Add chunk sizing options; ensure we sum duplicates.

TutteInstitute · Jun 25, 2020 · 50f309e · 50f309e
1 parent 5c67a32
commit 50f309e
Showing 1 changed file with 14 additions and 0 deletions.
diff --git a/vectorizers/_vectorizers.py b/vectorizers/_vectorizers.py
@@ -967,6 +967,11 @@ def token_cooccurrence_matrix(
         symmetric: counts tokens occurring before and after as the same tokens
         directional: counts tokens before and after as different and returns both counts.
 
+    chunk_size: int (optional, default=1048576)
+        When processing token sequences, break the list of sequences into
+        chunks of this size to stream the data through, rather than storing all
+        the results at once. This saves on peak memory usage.
+
     Returns
     -------
     cooccurrence_matrix: scipyr.sparse.csr_matrix
@@ -1004,6 +1009,7 @@ def token_cooccurrence_matrix(
             shape=(n_unique_tokens, n_unique_tokens),
             dtype=np.float32,
         )
+        cooccurrence_matrix.sum_duplicates()
 
     if window_orientation == "before":
         cooccurrence_matrix = cooccurrence_matrix.transpose()
@@ -1205,6 +1211,11 @@ class TokenCooccurrenceVectorizer(BaseEstimator, TransformerMixin):
         symmetric: counts tokens occurring before and after as the same tokens
         directional: counts tokens before and after as different and returns both counts.
 
+    chunk_size: int (optional, default=1048576)
+        When processing token sequences, break the list of sequences into
+        chunks of this size to stream the data through, rather than storing all
+        the results at once. This saves on peak memory usage.
+
     validate_data: bool (optional, default=True)

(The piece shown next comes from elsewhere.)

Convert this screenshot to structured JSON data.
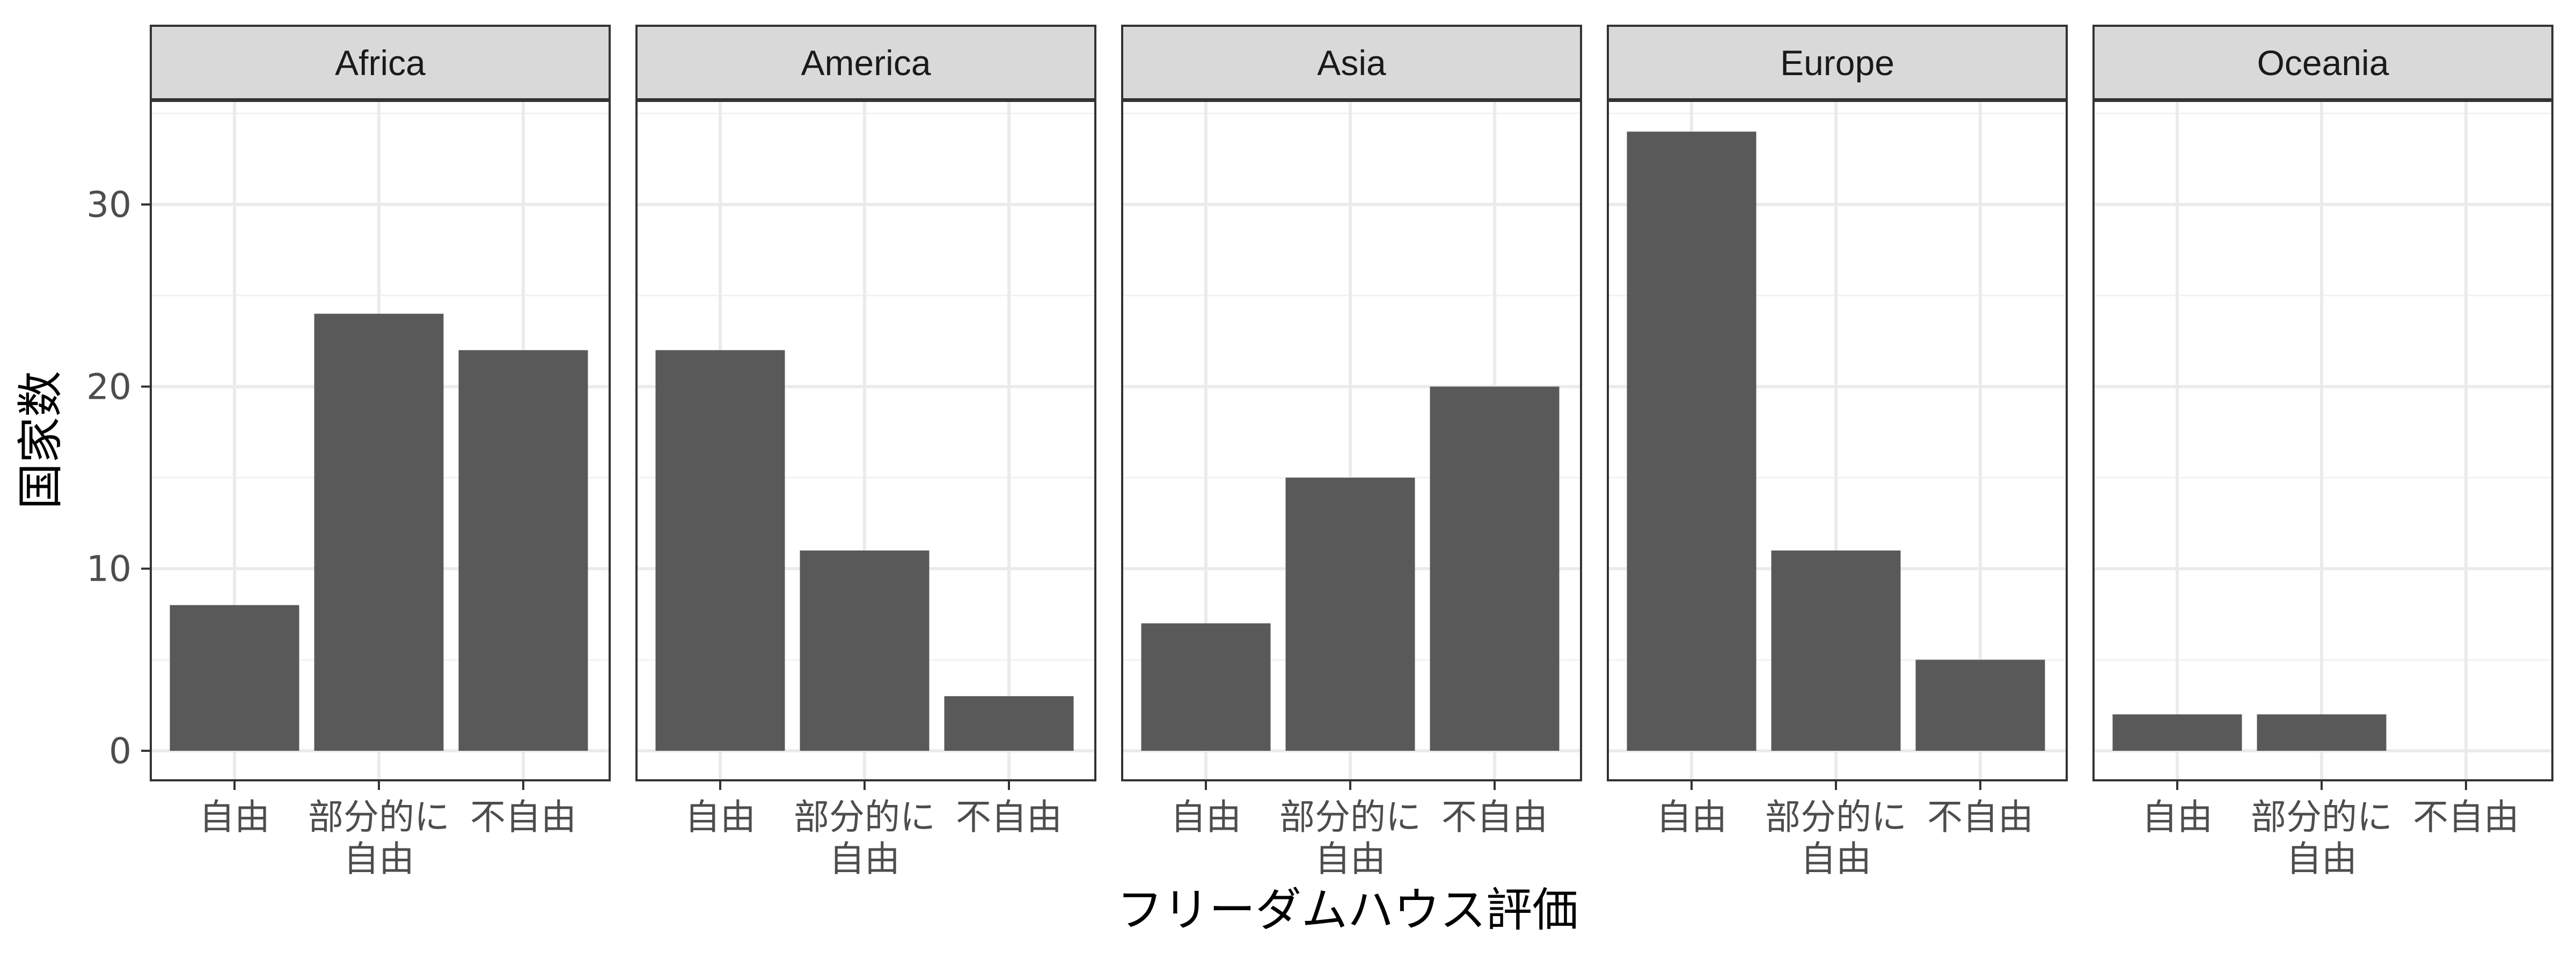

         Check whether the data is valid (e.g. of homogeneous token type).
     """
@@ -1226,6 +1237,7 @@ def __init__(
         kernel_function="flat",
         window_radius=5,
         window_orientation="directional",
+        chunk_size=1<<20,
         validate_data=True,
     ):
         self.token_dictionary = token_dictionary
@@ -1245,6 +1257,7 @@ def __init__(
         self.window_radius = window_radius
 
         self.window_orientation = window_orientation
+        self.chunk_size = chunk_size
         self.validate_data = validate_data
 
     def fit_transform(self, X, y=None, **fit_params):
@@ -1309,6 +1322,7 @@ def fit_transform(self, X, y=None, **fit_params):
             window_args=(self._window_size, self._token_frequencies_),
             kernel_args=(self.window_radius,),
             window_orientation=self.window_orientation,
+            chunk_size=self.chunk_size,
         )
         self.cooccurrences_.eliminate_zeros()